Mereka makan dengan santai, menikmati sesuap demi sesuap makanan yang masuk ke dalam organ pencernaannya. Bulan yang bulat semakin terang benderang, dan kerlap-kerlip bintang melantunkan satu kisah asmara antara mereka.

Seusai makan, Citra tersenyum manis ke arah Yongki yang berada di dekatnya. Kemudian, mengeluarkan secarik lembaran biru dari diary yang dikoyaknya sebelum ia menunggu kedatangan Yongki. ”Nih, ada satu sajak buat Yongki, moga senang bacanya.” ulur Citra ke tangan Yongki.

Yongki meraih tangan Citra, mengambil secarik lembaran biru itu. Mulai membacanya dengan perlahan dan penuh penghayatan.

Hari ini...
Aku berjumpa dengan dirinya
Tuk merajut satu cerita
Senyumnya menghiasi langkah kaki
Mengharu biru dalam hati
Aku bahagia berada di dekatnya
Walau cerita hanya satu nada
Cerita ini baru berlangsung sekali
Indah cerita mungkin di lain hari
Tak apa...

Setelah membaca, ia melipat lembaran biru itu menjadi origami berbentuk burung merpati. Yongki menarik tangan Citra, menggenggamnya sebentar lalu meletakkan origami tersebut di telapak tangan Citra.

”Ini aku kembalikan. Citra aja yang simpan, ya. Makasih atas sajaknya, itu bagus sekali. Kapan-kapan buatin lagi ya, tentang kita!”

”Tapi...kok dijadiin burung merpati sih? Maksudnya apa?”

”Biar nanti burungnya menemukan pasangannya yang tepat, dan semoga saja itu aku, hehehe...”

”Kok gitu sih...”

”Kan aku yang buatnya, Ra. Nggak apa-apa, kan? Citra simpan ya!”

“Iya…tapi kan yang buat sajaknya itu…Citra”
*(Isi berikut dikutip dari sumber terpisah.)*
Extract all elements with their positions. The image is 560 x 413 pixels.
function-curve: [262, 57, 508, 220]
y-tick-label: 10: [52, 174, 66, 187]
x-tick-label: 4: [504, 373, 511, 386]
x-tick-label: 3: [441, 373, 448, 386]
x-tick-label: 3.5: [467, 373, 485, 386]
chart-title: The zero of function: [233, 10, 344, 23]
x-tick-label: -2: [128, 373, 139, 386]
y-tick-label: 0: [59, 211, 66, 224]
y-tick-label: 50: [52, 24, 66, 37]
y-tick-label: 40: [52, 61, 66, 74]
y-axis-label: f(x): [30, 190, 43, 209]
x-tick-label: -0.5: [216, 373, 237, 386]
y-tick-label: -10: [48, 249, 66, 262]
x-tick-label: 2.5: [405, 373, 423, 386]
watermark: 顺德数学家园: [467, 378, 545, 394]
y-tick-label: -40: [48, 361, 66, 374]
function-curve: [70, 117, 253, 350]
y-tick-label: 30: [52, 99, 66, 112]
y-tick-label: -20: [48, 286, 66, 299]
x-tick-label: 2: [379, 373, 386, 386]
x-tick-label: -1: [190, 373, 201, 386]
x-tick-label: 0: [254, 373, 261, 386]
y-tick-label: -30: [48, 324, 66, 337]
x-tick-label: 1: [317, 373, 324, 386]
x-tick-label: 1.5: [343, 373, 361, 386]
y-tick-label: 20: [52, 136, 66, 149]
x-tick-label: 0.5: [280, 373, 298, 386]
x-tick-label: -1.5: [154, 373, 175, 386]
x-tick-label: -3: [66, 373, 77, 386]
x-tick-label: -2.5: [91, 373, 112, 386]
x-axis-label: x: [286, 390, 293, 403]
Yongki diam saja, meraih tangan Citra lagi dan menggenggamnya erat. Seakan romansa malam ini belum berakhir. Citra pun terhanyut dan membalas genggaman tangan Yongki, merasakan sesuatu mengalir dalam dadanya, yang belum pernah dirasakan sebelumnya, cinta.

* * *

Satria R itu berhenti tepat di depan rumah Citra, pemiliknya menurunkan standar dan bergerak perlahan mematikan mesin. Seolah mengerti, Citra turun dan berdiri di dekat pagar rumahnya. Memastikan keadaan rumahnya yang tak lagi sepi sambil celingak-celinguk ke arah belakang. Lalu, berpaling ke arah Yongki yang masih duduk di atas satria R kesayangannya.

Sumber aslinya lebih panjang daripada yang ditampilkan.